This video captures a rare VHS-era intro to the E-Mu Morpheus and Z-Plane Synthesis.
Synthesist Gerry Bassermann discusses the Morpheus hardware and then digs into creating sounds with it.
The Z-Plane Filter, introduced with the Morpheus, lets you control the characteristics of the filter precisely, including frequency, bandwidth and degree of peak. This lets you get a wide variety of filter effects and also lets you morph between filter settings.
via Ran Jurgenson
About as difficult to use as the Yamaha Fs1R.
Nice video of a great synth that was incredibly exciting at the time.
Only problem is an apparent bug or glitch in the legato/solo mode which means it’s not really useable for lead sounds.
Nostalgia
When instructional videos were fun.
Shame this technology morphed out real quick.
The sound module and workstation era, that market was pretty saturated back then.
I remember Dave Bristow demoing this at a trade show in Rotterdam.
If it looks familiar here’s why…
https://youtu.be/utm5WLbZvJI
I got an Audity 2000 (still waiting for the plug in expansion boards) and I found the filters underwhelming considering how they were sold to us
The concept is still cool.

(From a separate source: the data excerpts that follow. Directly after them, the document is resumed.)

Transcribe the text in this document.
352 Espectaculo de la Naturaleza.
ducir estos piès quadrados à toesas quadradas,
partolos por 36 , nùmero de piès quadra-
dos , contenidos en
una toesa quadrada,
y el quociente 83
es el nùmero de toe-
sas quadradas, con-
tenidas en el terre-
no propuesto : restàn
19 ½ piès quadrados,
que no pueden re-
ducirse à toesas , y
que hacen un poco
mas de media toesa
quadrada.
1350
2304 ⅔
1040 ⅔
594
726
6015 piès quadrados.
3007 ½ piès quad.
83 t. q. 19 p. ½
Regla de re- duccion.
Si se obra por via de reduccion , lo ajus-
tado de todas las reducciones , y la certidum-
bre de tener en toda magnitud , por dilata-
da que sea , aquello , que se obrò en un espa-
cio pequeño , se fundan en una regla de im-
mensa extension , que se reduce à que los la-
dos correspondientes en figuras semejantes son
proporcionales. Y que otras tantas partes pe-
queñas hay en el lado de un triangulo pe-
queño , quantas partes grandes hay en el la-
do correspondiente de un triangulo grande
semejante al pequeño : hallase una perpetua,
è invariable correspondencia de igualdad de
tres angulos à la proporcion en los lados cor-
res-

The sounds are still meh.
I just ran across this VHS last night while searching for some old sample disks. Definitely one of my favorite modules from the past.
Eight-point function generators, controlling loop points for the on-board samples, a modulation matrix, 7 stereo resonant filters per voice, external signal routing, and some expansion via the internal ROM slot, not to mention the external ROM card. There’s a lot of potential that can get overlooked. This is probably due to the tiny UI.
I think it’s not terribly easy to work with, but it’s not as lackluster as may appear on first look.